Today his award-winning portfolio includes tables, chairs, lights, art objects and installations. While a rising profile has brought a burgeoning workload, the Montreal native still imbues his creations with a sense of handcrafted solidity and permanence.
ArchiExpo caught up with Malouin for a quick chat in his Hackney-based studio.
ArchiExpo: When it comes to design, which is more important for you: aesthetics, function or durability?
Philippe Malouin: I think they are all very interlinked. For me, it’s all about choosing materials that are aesthetically pleasing, but that also have durability. I’m not against mass production, but we like to produce things with a weight and delicacy that mean the owner wants to keep and cherish them. I always wanted to produce items for people that weren’t insanely expensive, which obviously relates to manufacturing techniques, as well as the materials being used.
ArchiExpo: You’re renowned for using an eclectic range of materials in your work. Typically which comes first the design or the material?
Philippe Malouin: When we had a lot of time to work we would experiment with materials first and push where those materials could go. We applied one action to a range of products. This is known as process-based design. For example, we took MDF and polished it up to such a degree that we created an interesting laminated, painterly effect.
These days, however, we have 17 projects on the go, so it becomes a little bit more difficult to work how we did in the beginning. We can’t always spend weeks trying things out. Now we work with a little bit more of an industrial design focus, but still using a process that focuses heavily on materials. We keep the extreme hand-made experimentation for special projects such as solo or gallery shows.
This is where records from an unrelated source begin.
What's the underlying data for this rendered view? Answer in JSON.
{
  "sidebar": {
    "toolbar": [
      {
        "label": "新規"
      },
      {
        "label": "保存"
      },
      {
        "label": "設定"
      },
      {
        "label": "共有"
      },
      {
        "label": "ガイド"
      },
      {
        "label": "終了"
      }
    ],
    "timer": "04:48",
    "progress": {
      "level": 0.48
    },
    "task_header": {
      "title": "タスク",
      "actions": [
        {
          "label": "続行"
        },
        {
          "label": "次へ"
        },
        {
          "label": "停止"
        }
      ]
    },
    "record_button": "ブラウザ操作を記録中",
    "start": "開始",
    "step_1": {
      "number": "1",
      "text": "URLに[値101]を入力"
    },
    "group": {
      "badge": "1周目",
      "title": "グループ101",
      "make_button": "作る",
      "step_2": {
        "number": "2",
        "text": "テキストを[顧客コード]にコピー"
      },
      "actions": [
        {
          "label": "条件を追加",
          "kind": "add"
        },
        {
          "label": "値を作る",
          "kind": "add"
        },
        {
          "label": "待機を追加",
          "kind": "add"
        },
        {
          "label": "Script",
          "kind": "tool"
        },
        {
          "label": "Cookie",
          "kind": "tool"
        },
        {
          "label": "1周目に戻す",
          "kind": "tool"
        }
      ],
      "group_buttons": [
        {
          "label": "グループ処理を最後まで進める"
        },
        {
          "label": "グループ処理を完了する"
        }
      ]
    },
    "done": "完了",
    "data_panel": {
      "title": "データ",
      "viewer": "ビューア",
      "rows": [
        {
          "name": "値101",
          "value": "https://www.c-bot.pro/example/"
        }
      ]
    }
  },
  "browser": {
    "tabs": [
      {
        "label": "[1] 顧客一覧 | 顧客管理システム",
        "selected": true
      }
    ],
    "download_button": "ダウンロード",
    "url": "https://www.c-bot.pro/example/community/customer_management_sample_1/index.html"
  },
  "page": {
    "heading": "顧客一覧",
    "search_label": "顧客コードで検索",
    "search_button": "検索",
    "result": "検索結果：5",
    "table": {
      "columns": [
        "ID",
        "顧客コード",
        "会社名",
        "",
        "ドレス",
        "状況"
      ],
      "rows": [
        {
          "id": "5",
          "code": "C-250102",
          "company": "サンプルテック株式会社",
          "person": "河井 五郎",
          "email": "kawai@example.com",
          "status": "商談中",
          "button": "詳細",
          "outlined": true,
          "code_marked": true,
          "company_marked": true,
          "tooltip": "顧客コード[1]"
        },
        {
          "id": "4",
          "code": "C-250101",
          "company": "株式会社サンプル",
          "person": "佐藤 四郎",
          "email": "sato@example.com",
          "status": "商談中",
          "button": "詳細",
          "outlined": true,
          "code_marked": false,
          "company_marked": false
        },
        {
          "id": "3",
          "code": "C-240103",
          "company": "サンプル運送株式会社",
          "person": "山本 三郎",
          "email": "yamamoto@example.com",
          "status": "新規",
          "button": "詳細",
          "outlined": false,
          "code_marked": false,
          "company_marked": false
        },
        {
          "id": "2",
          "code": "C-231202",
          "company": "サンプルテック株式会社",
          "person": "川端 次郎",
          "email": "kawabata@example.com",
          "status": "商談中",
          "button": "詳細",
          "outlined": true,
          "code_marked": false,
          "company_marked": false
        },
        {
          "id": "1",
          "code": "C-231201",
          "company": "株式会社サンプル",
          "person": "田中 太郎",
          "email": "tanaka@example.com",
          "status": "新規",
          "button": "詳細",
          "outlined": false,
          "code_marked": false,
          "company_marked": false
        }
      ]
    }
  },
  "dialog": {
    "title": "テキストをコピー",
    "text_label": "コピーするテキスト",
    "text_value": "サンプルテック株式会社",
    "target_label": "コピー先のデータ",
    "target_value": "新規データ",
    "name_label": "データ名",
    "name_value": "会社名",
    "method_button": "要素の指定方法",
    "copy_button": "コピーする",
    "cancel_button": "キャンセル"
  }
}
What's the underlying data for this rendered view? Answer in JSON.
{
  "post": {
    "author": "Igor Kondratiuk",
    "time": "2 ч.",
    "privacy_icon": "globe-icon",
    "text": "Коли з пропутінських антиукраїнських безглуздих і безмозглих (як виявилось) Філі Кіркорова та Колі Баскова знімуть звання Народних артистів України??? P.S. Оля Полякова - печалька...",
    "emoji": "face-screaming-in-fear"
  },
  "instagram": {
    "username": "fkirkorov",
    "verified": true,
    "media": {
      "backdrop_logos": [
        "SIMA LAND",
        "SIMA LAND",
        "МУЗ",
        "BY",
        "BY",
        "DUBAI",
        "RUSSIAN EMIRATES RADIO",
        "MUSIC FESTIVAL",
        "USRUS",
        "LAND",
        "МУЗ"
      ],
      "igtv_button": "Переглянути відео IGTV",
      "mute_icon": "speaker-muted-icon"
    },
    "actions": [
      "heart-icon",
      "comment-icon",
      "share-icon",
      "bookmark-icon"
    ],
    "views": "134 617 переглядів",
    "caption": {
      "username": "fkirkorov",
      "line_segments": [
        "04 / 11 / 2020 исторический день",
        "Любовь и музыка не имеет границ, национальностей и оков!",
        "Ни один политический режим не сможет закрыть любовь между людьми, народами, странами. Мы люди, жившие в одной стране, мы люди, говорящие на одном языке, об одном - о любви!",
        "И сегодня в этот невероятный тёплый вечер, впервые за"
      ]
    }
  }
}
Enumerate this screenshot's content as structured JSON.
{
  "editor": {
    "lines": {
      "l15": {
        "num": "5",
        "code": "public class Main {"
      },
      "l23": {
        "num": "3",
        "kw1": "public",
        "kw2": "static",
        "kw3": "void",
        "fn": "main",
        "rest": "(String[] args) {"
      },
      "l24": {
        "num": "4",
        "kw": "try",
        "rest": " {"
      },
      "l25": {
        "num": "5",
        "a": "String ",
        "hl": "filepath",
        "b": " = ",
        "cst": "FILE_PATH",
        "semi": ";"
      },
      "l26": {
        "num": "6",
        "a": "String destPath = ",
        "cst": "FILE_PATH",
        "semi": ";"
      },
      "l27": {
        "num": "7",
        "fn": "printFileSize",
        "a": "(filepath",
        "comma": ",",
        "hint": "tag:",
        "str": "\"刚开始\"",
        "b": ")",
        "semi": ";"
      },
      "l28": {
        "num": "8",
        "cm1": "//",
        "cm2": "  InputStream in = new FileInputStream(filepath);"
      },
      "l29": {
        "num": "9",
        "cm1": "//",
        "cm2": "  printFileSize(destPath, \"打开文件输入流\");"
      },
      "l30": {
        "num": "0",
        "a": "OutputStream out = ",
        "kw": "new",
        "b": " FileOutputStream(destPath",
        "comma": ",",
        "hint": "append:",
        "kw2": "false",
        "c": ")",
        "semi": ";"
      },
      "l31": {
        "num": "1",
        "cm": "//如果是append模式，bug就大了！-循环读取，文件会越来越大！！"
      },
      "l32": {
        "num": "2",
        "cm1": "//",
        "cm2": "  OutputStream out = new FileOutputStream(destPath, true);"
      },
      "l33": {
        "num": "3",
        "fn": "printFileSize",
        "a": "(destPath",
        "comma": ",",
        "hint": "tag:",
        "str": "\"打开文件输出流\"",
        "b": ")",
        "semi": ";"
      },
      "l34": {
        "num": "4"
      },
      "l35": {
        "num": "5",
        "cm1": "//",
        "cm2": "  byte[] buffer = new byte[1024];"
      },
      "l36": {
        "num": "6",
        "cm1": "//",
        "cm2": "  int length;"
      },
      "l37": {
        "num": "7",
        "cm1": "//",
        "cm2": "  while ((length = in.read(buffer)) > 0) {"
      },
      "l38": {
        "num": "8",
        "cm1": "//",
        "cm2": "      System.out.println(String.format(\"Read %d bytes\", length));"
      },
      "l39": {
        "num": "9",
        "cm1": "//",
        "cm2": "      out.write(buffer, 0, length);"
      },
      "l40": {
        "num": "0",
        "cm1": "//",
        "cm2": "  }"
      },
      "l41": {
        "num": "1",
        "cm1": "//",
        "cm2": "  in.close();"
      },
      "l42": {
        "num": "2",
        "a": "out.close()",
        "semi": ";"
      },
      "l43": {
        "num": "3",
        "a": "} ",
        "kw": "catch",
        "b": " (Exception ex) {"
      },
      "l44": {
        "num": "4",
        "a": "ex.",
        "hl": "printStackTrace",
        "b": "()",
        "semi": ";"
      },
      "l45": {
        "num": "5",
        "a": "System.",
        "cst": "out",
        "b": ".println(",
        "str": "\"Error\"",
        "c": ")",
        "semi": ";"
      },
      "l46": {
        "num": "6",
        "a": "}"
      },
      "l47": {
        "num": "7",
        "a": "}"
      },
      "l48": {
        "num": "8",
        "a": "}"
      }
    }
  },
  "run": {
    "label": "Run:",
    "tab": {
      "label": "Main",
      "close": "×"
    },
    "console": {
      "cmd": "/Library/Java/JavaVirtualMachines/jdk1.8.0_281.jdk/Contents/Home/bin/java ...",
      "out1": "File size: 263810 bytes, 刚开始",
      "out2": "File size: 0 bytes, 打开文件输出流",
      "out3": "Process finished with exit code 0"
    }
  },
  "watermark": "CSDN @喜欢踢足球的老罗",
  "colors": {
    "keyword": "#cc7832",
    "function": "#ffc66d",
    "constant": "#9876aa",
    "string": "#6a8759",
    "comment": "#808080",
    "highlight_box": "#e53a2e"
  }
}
ArchiExpo: You’ve often stated that you don’t really follow trends. What about other young or established designers whose work you admire?
Philippe Malouin: To me, people are far more important than trends. There are certainly people of my age and generation who inspire me. Max Lamb is a favorite of mine—he’s a master of materials—as well as Tim Simpson and Sarah van Gameren of Glithero. Daniel Rybakken is also an incredible designer. Perhaps from the older generation, my biggest inspiration has always been Charles and Ray Eames. They’re such an inspiration to me because their studio didn’t only deal with product design—it was obviously predominantly a design studio, but they also worked with film, graphics, plays, dance and other types of social interaction.
ArchiExpo: Can you tell us a little about what you’re working on now? Where can people see your work in the near future?
Philippe Malouin: As you can see from our studio wall—we’re very busy. Two interiors in London; a residential project in Canada; various private commissions; a series of settees, chairs and stools for an American company; product collections for companies in Italy, New Zealand and America; sanitary ware for an Italian company; and stoneware and glassware for English companies.
We have a big outdoor public art installation in the United States in December for Art Basel Miami Beach, art installations in Lebanon and London, a big sculpture in London and a gallery show in Monaco. These are all coming up soon. So it’s a bit overwhelming, but we’re on top of it.